SMOKE is a fascinating novel set in an alternate version of historical England. Dan Vyleta has a magical way of capturing the atmosphere of the story, setting a serious but adventurous tone as the characters go from boarding school to mysterious estates to London. The intense class divides, portrayal of London, and the attitudes of both Charlie and Thomas suggest a deep Dickens influence, though the speed of the plot follows a quicker, contemporary young adult literature pace.

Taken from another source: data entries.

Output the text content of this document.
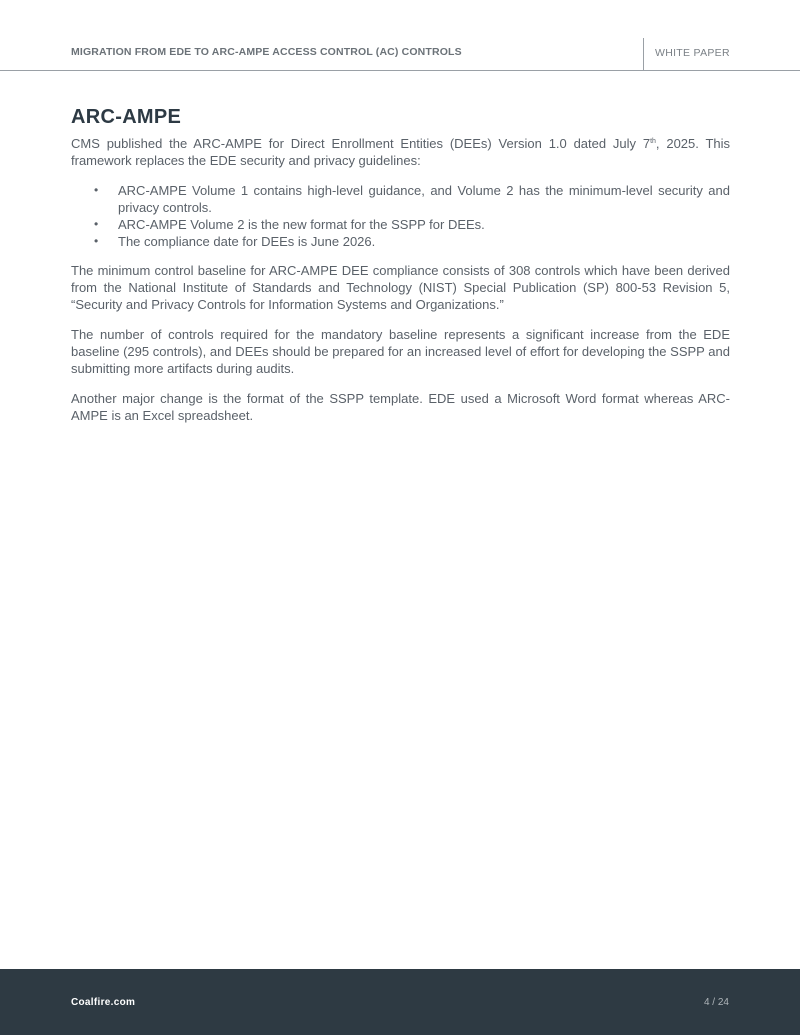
MIGRATION FROM EDE TO ARC-AMPE ACCESS CONTROL (AC) CONTROLS	WHITE PAPER
ARC-AMPE

CMS published the ARC-AMPE for Direct Enrollment Entities (DEEs) Version 1.0 dated July 7th, 2025. This framework replaces the EDE security and privacy guidelines:

• ARC-AMPE Volume 1 contains high-level guidance, and Volume 2 has the minimum-level security and privacy controls.
• ARC-AMPE Volume 2 is the new format for the SSPP for DEEs.
• The compliance date for DEEs is June 2026.

The minimum control baseline for ARC-AMPE DEE compliance consists of 308 controls which have been derived from the National Institute of Standards and Technology (NIST) Special Publication (SP) 800-53 Revision 5, “Security and Privacy Controls for Information Systems and Organizations.”

The number of controls required for the mandatory baseline represents a significant increase from the EDE baseline (295 controls), and DEEs should be prepared for an increased level of effort for developing the SSPP and submitting more artifacts during audits.

Another major change is the format of the SSPP template. EDE used a Microsoft Word format whereas ARC-AMPE is an Excel spreadsheet.

Coalfire.com	4 / 24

While the premise is engaging and unique, I had a difficult time connecting with the characters. While the majority of Thomas, Charlie, and Livia’s parts are in third person, certain chapters featuring minor characters use first person, and the distinction creates a distance from the main characters. However, such a choice may reflect the close union of the three characters by the end of the book, as a first person narration would separate them more. Even so, Livia’s character is most sorely affected by this, as it often restricts her role to one as primarily a love interest.
SMOKE is an evocative mix of action, mystery, lies, and battles of all sorts of thoughts. Though some areas of the story leave something to be desired, the premise, refreshing ending, and complex plot make SMOKE a whirlwind of a read.